Confidence is not something that can be created out of thin air. No amount of confidence will get a ball into the hole if it is improperly stroked. A scared golfer with a good stroke will not play as well as he can, but he will still defeat the confident golfer who has nothing else to back him up. Psychology cannot overcome physics.
Feelings of confidence are deceptive. For instance, when I was a youngster with only three clubs, I putted with a two iron. I still have great confidence in my ability to putt this way, but I can putt much better with a putter in which I have less emotional confidence but more intellectual confidence. One of the reasons why many golfers don't improve is that they have false confidence in wrong methods.
This has been recently verified by experiments reported in Science News Letter of December 12, 1959.
"People Under Stress Do What They Learned First.
"Under stress, we may revert to earlier learned ways of doing things, momentarily forgetting some of our most recent lessons.
"This is the implication of research by psychologists Dr. Richard Barthol of the University of California, Los Angeles, and Miss Nani D. Ku of Pennsylvania State University."
True confidence is not a permanent possession. It will deteriorate in the presence of continued failure. The best method for the development of confidence is to over-learn.
Over-learning leads to successful play. Successful play leads to confidence. Confidence leads to more successful play. Paul Runyan told Jack Murphy, former president of the Southeastern P. G. A., that when he improved his short game so that he felt he could get down in two, his iron and wood shots began going "straight as a string." He was no longer plagued by the fear of missing the green on second shots, and the removal of this fear eliminated the psychological flaws in his long game.
A feeling of confidence is beneficial because confidence and fear do not exist simultaneously, and fear is the great destroyer of shots. Fear is destructive because it tends to activate muscles which should not be used. Fear also tends to prevent movements of other muscles which should be used. This results in shots pulled off line, shots that are hit "fat" and shots that are topped. Fear makes one stupid. Fear will cause you to ignore the computations you have made and, at the last instant, you will decide to "hit the ball a little harder." Fear will cause you to draw back from the ball as you hit it—like the pulled punch in boxing—and the shot will fall short. In short, fear is generally disastrous. The cocky, unafraid player has the advantage, unpalatable as this idea is to most of us. Sometimes the "cockiness" is concealed, as it should be, but it is nevertheless effective. This cockiness is, more than likely, the difference between otherwise equal players and accounts in large part for those golfers who are better than their equals when there is pressure.

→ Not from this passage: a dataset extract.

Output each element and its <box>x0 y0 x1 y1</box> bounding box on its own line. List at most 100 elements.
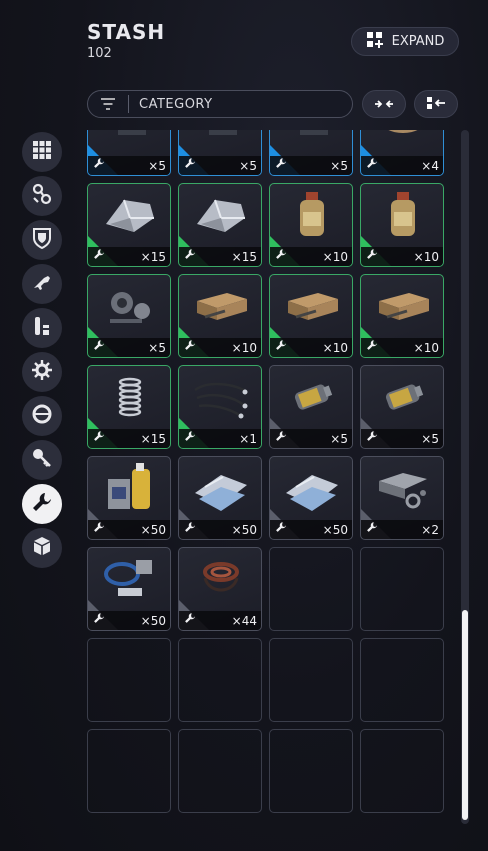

Cockiness is better than fear but it has weaknesses of its own. In the Southeastern P. G. A., played at Augusta in 1959, misplaced confidence turned a sure birdie four into a bogey six. An excellent professional three-putted from a distance of about three inches! The pin was in the hole. He rapped the putt firmly. It struck the pin and bounced back to the same position. Rapping the ball smartly again, he announced, "That can't happen again." But it did. The moral is that absolute confidence is no guarantee of success. To be cocky without cause is better than to be fearful without cause, but both attitudes are faulty, since they are unrealistic and do not conform to the true facts. The best attitude in the long run is to be as coldblooded a calculator as possible with no self-delusions. The best antidotes for fear in golf are first to over-learn, and then to do what you fear until you become accustomed to it.